Juan wartete nun täglich vergebens auf seine Zahara“, flüstert der alte Olivenbaum und lässt seine Blätter traurig nach unten hängen.
„Juan war verzweifelt und gab die Hoffnung nicht auf, seine Geliebte noch einmal zu sehen. Tag um Tag verging, doch Zahara erschien nicht. Er beschloss, nur noch ein einziges Mal in meiner Nähe auf sie zu warten.“
Der Baum hält einen kurzen Moment inne. Es scheint, als ob es ihn viel Mühe koste, mit der Geschichte fortzufahren.
„Als Juan am nächsten Tag auf mich zukam, sah er schon von weitem Zahara, die, ihm den Rücken zudrehend, an meinem Stamm lehnte. Ihr Haar und ihr Gesicht waren von dem golddurchwirkten Schleier bedeckt, den sie auch bei ihrer ersten Begegnung getragen hatte. Überglücklich wollte Juan seine Geliebte in die Arme schließen. Doch in dem Moment, als er ihre Schultern berührte, drehte sich die Gestalt herum und stieß einen Dolch in sein Herz.“
Der Olivenbaum raschelt mit seinen Blättern, es klingt so, als ob er schluchzt.

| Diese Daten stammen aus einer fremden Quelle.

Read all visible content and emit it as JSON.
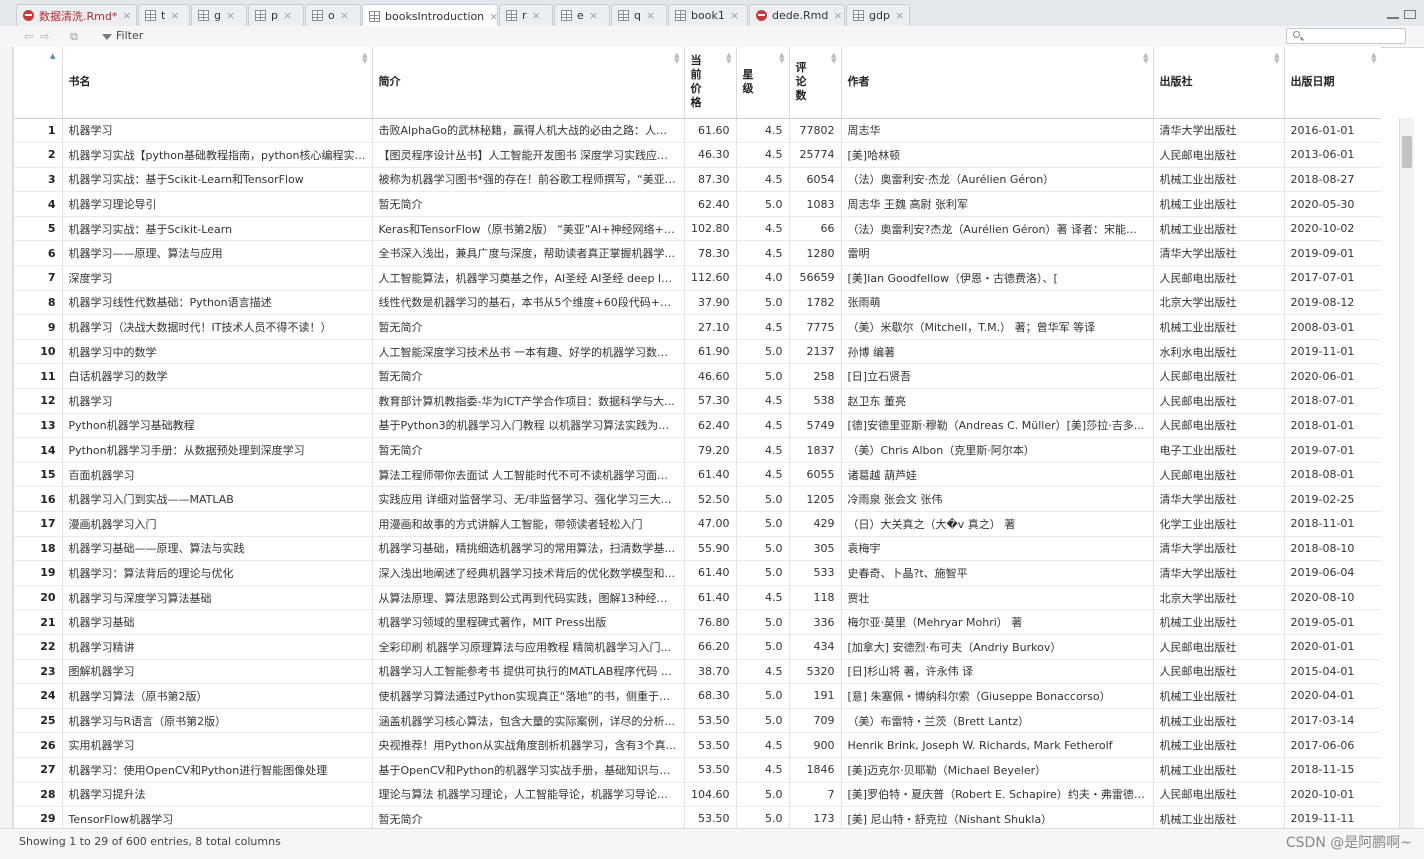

„Nie werde ich diesen Ausdruck auf Juans Gesicht vergessen“, flüstert er, „diesen Ausdruck von Schmerz, Entsetzen und gleichzeitigem Erstaunen, als er erkannte, dass es Zaharas Vater war, der ihn in ihren Kleidern getäuscht hatte und ihm nun den Tod brachte.“ Auch mir werden jetzt die Augen feucht und als der Baum mir das Ende der Geschichte erzählt, wie Zahara vom Tod ihres geliebten Juans erfuhr und am Tag ihrer Hochzeit zu Füßen des alten Olivenbaumes wieder für immer mit ihm vereint war, da kann ich es nicht mehr verhindern, dass mir die Tränen die Wangen hinunterlaufen, Tränen des Mitleids über das traurige Ende dieser Liebesgeschichte, und Tränen der Wut darüber, dass unterschiedliche Religionen und Standesunterschiede wieder einmal unüberwindbare Hindernisse waren.
„Was für ein trauriges Ende“, sage ich und streichel zärtlich über die alte, zerfurchte Rinde des Olivenbaumes, der mir bestimmt noch viel mehr erzählen könnte.

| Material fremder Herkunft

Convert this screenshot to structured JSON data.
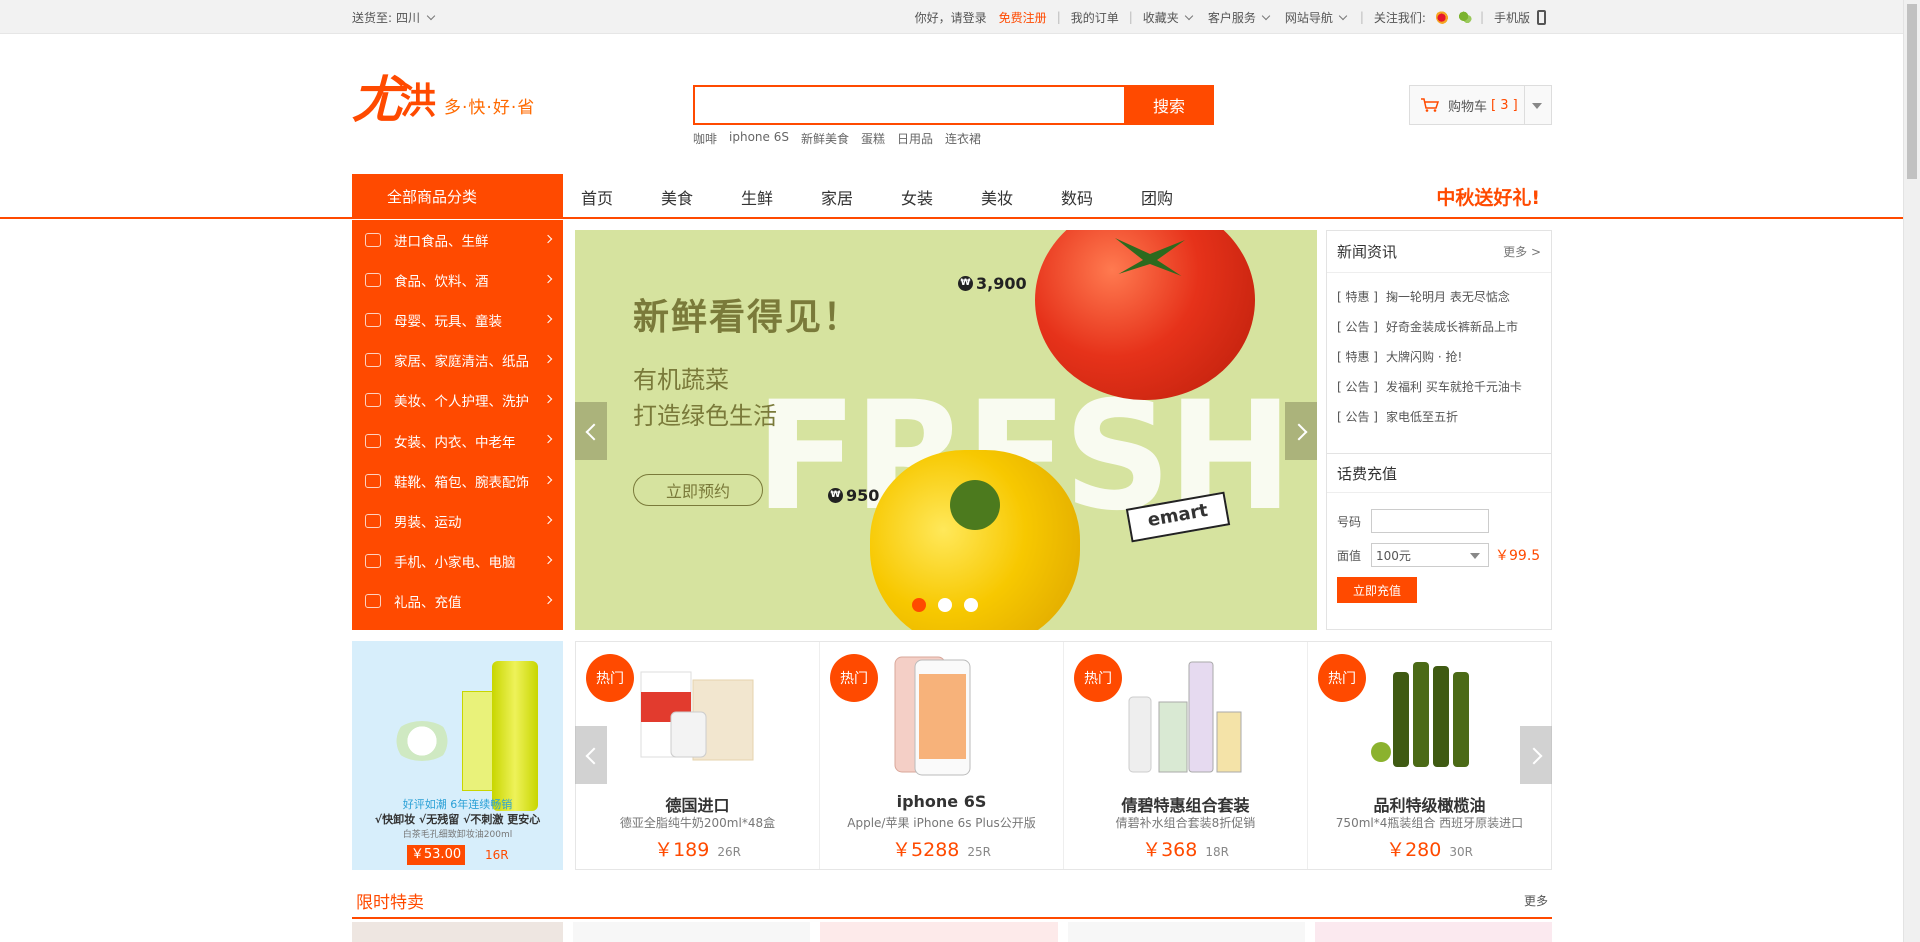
{
  "topbar": {
    "ship_to_label": "送货至:",
    "ship_to_value": "四川",
    "greeting": "你好，请登录",
    "register": "免费注册",
    "my_orders": "我的订单",
    "favorites": "收藏夹",
    "customer_service": "客户服务",
    "site_nav": "网站导航",
    "follow_us": "关注我们:",
    "mobile": "手机版"
  },
  "logo": {
    "char1": "尤",
    "char2": "洪",
    "slogan": "多·快·好·省"
  },
  "search": {
    "placeholder": "",
    "button": "搜索",
    "hotwords": [
      "咖啡",
      "iphone 6S",
      "新鲜美食",
      "蛋糕",
      "日用品",
      "连衣裙"
    ]
  },
  "cart": {
    "label": "购物车",
    "count_text": "[ 3 ]"
  },
  "nav": {
    "all_categories": "全部商品分类",
    "items": [
      "首页",
      "美食",
      "生鲜",
      "家居",
      "女装",
      "美妆",
      "数码",
      "团购"
    ],
    "promo": "中秋送好礼!"
  },
  "categories": [
    {
      "label": "进口食品、生鲜",
      "icon": "imported-food-icon"
    },
    {
      "label": "食品、饮料、酒",
      "icon": "beverage-icon"
    },
    {
      "label": "母婴、玩具、童装",
      "icon": "baby-icon"
    },
    {
      "label": "家居、家庭清洁、纸品",
      "icon": "home-icon"
    },
    {
      "label": "美妆、个人护理、洗护",
      "icon": "cosmetics-icon"
    },
    {
      "label": "女装、内衣、中老年",
      "icon": "dress-icon"
    },
    {
      "label": "鞋靴、箱包、腕表配饰",
      "icon": "shoe-icon"
    },
    {
      "label": "男装、运动",
      "icon": "shirt-icon"
    },
    {
      "label": "手机、小家电、电脑",
      "icon": "phone-icon"
    },
    {
      "label": "礼品、充值",
      "icon": "card-icon"
    }
  ],
  "banner": {
    "headline": "新鲜看得见！",
    "sub1": "有机蔬菜",
    "sub2": "打造绿色生活",
    "cta": "立即预约",
    "big_word": "FRESH",
    "price_tomato": "3,900",
    "price_pepper": "950",
    "won_symbol": "₩",
    "brand": "emart",
    "active_slide": 1,
    "slides": 3
  },
  "news": {
    "title": "新闻资讯",
    "more": "更多 >",
    "items": [
      {
        "tag": "[ 特惠 ]",
        "text": "掬一轮明月 表无尽惦念"
      },
      {
        "tag": "[ 公告 ]",
        "text": "好奇金装成长裤新品上市"
      },
      {
        "tag": "[ 特惠 ]",
        "text": "大牌闪购 · 抢!"
      },
      {
        "tag": "[ 公告 ]",
        "text": "发福利 买车就抢千元油卡"
      },
      {
        "tag": "[ 公告 ]",
        "text": "家电低至五折"
      }
    ]
  },
  "recharge": {
    "title": "话费充值",
    "number_label": "号码",
    "number_value": "",
    "face_label": "面值",
    "face_value": "100元",
    "price": "￥99.5",
    "button": "立即充值"
  },
  "left_ad": {
    "line1": "好评如潮 6年连续畅销",
    "line2": "√快卸妆 √无残留 √不刺激 更安心",
    "line3": "白茶毛孔细致卸妆油200ml",
    "price": "￥53.00",
    "sold": "16R"
  },
  "products": [
    {
      "badge": "热门",
      "name": "德国进口",
      "desc": "德亚全脂纯牛奶200ml*48盒",
      "price": "￥189",
      "sold": "26R"
    },
    {
      "badge": "热门",
      "name": "iphone 6S",
      "desc": "Apple/苹果 iPhone 6s Plus公开版",
      "price": "￥5288",
      "sold": "25R"
    },
    {
      "badge": "热门",
      "name": "倩碧特惠组合套装",
      "desc": "倩碧补水组合套装8折促销",
      "price": "￥368",
      "sold": "18R"
    },
    {
      "badge": "热门",
      "name": "品利特级橄榄油",
      "desc": "750ml*4瓶装组合 西班牙原装进口",
      "price": "￥280",
      "sold": "30R"
    }
  ],
  "section": {
    "title": "限时特卖",
    "more": "更多"
  },
  "colors": {
    "accent": "#ff4a00",
    "banner_bg": "#d6e39f"
  }
}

„ Und weißt du was, mein lieber Baum, obwohl deine Geschichte vor vielen hundert Jahren passiert ist, sind die Menschen noch nicht klüger geworden."
Ich stehe auf und gehe langsam zurück zum Haus. Der Wind fährt in die Äste des alten Olivenbaums, und noch lange vernehme ich sein Geflüster.